Bands like Blossoms Fall come from wanting to breathe new life into the metalcore genre. Writing from a place where vulnerability and atmosphere coexist in one breathtaking space, Blossoms Fall emerges from the darkness of poetic lyricism and steps into light, where their emotional marrow is exposed. Their new album, La Alma, opens up a new chapter for the band, where their songwriting has become more intimate and cinematic without diminishing its impact or the deeply human pulse that dwells within their soundscapes. Some albums want to tell stories; some are just a way of life. For Blossoms Fall, La Alma is definitely a piece of art that belongs in the latter. It’s not an album that aims to explore human emotion, but one that becomes the very emotions it attempts to expose. Titled The Soul, Blossoms Fall, the album doesn’t use such titles for poetic garnish but rather as its main source of contention. La Alma is the band at their most exposed, intentional, and spiritually resonant.
From the beginning, La Alma unfolds like a quiet yet life-altering revelation with “Prophecy,” “Astray,” and the interlude “Abysmal”: slow-burning, luminous, and unafraid of the shadowy overcast it casts over the unvarnished truth it threatens to extinguish. While Blossoms Fall has always been a band that has leaned into its atmospheric textures, La Alma’s opening tracks use atmosphere as a sort of glue that keeps each track together. Distinct, open, and vast in its delivery, Blossoms Fall builds each track with a painter's patience, layering its ethereal textures, echoing spaces, and melodies to bloom and decay effortlessly in their own time.
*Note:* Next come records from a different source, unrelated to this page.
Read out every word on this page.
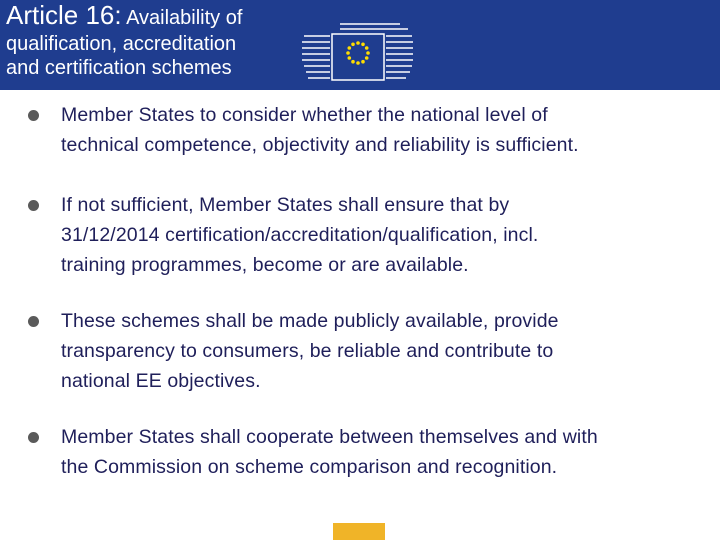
Article 16: Availability of
qualification, accreditation
and certification schemes
Member States to consider whether the national level of
technical competence, objectivity and reliability is sufficient.
If not sufficient, Member States shall ensure that by
31/12/2014 certification/accreditation/qualification, incl.
training programmes, become or are available.
These schemes shall be made publicly available, provide
transparency to consumers, be reliable and contribute to
national EE objectives.
Member States shall cooperate between themselves and with
the Commission on scheme comparison and recognition.
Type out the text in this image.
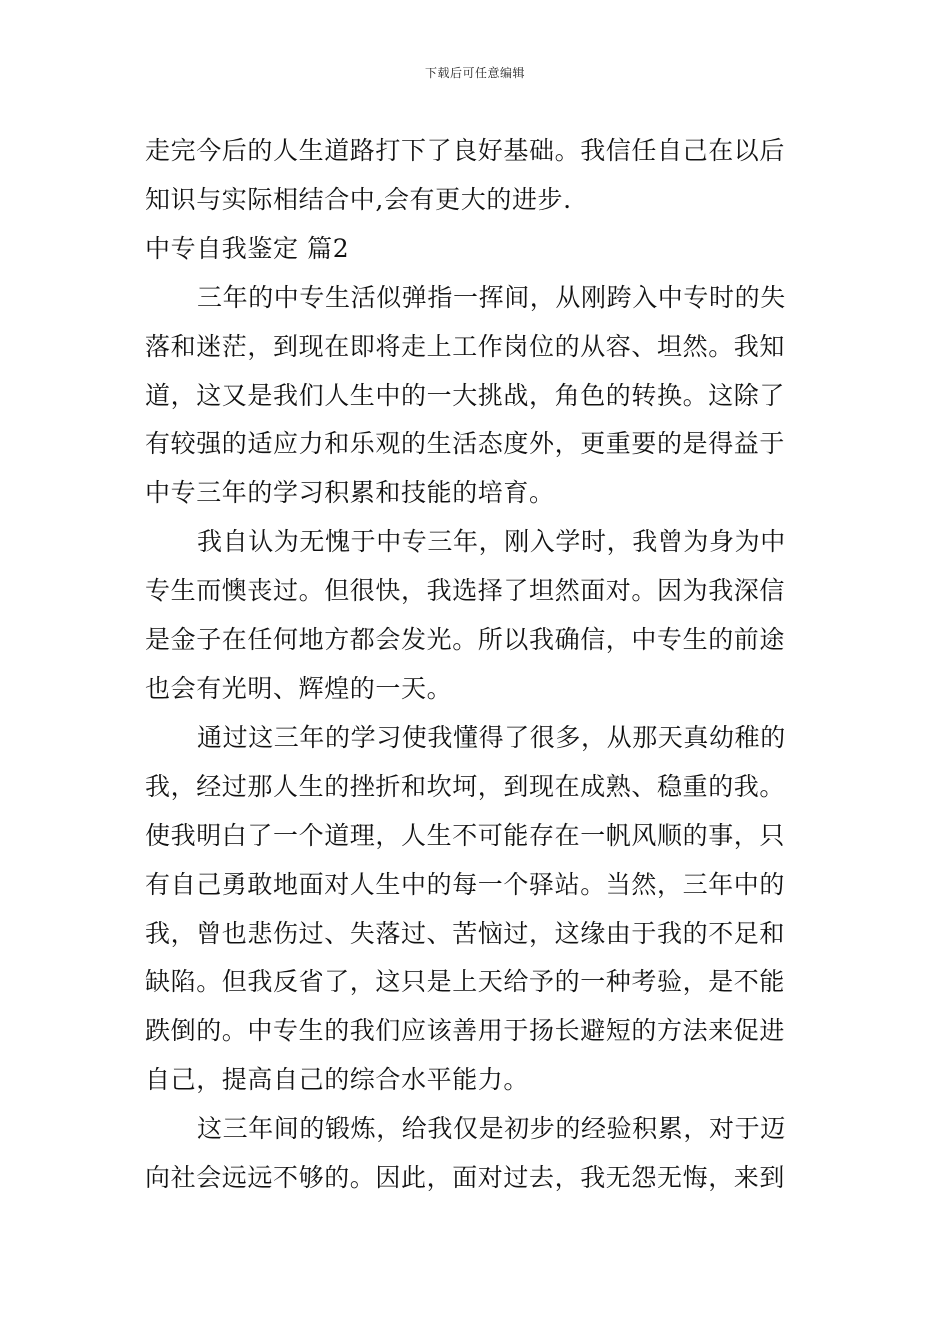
下载后可任意编辑

走完今后的人生道路打下了良好基础。我信任自己在以后

知识与实际相结合中,会有更大的进步.

中专自我鉴定 篇2

三年的中专生活似弹指一挥间，从刚跨入中专时的失落和迷茫，到现在即将走上工作岗位的从容、坦然。我知道，这又是我们人生中的一大挑战，角色的转换。这除了有较强的适应力和乐观的生活态度外，更重要的是得益于中专三年的学习积累和技能的培育。

我自认为无愧于中专三年，刚入学时，我曾为身为中专生而懊丧过。但很快，我选择了坦然面对。因为我深信是金子在任何地方都会发光。所以我确信，中专生的前途也会有光明、辉煌的一天。

通过这三年的学习使我懂得了很多，从那天真幼稚的我，经过那人生的挫折和坎坷，到现在成熟、稳重的我。使我明白了一个道理，人生不可能存在一帆风顺的事，只有自己勇敢地面对人生中的每一个驿站。当然，三年中的我，曾也悲伤过、失落过、苦恼过，这缘由于我的不足和缺陷。但我反省了，这只是上天给予的一种考验，是不能跌倒的。中专生的我们应该善用于扬长避短的方法来促进自己，提高自己的综合水平能力。

这三年间的锻炼，给我仅是初步的经验积累，对于迈向社会远远不够的。因此，面对过去，我无怨无悔，来到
“Luna,” “Affliction,” and “La Alma” continue to build this gravid world of ambient flourishes, shimmering guitars, and chest-felt percussive elements, and together, like light flooding through stained glass, invoke an experience full of dreamlike gravitas and ruthless vocal aggression. From start to finish, La Alma is never a listening experience that feels rushed; it takes its time to unpack and understand the heaviness of their sound. Blossoms Fall delivers a sound that showcases a heaviness that doesn’t require volume, but one that uses vacuity to give weight to its sound.
La Alma is an album about looking inward, the kind of deep dive that happens when one is willing to stop running and wants to begin healing. Within the spiritual undercurrent of this album, the soul is fragile and battle-worn, yet, with time, becomes resilient. When the external is stripped away, all one can rely on is the soul to carry on, and in this way, Blossoms Fall uses mood, tone, and sonic color to create a nonlinear yet deeply personal truth about healing.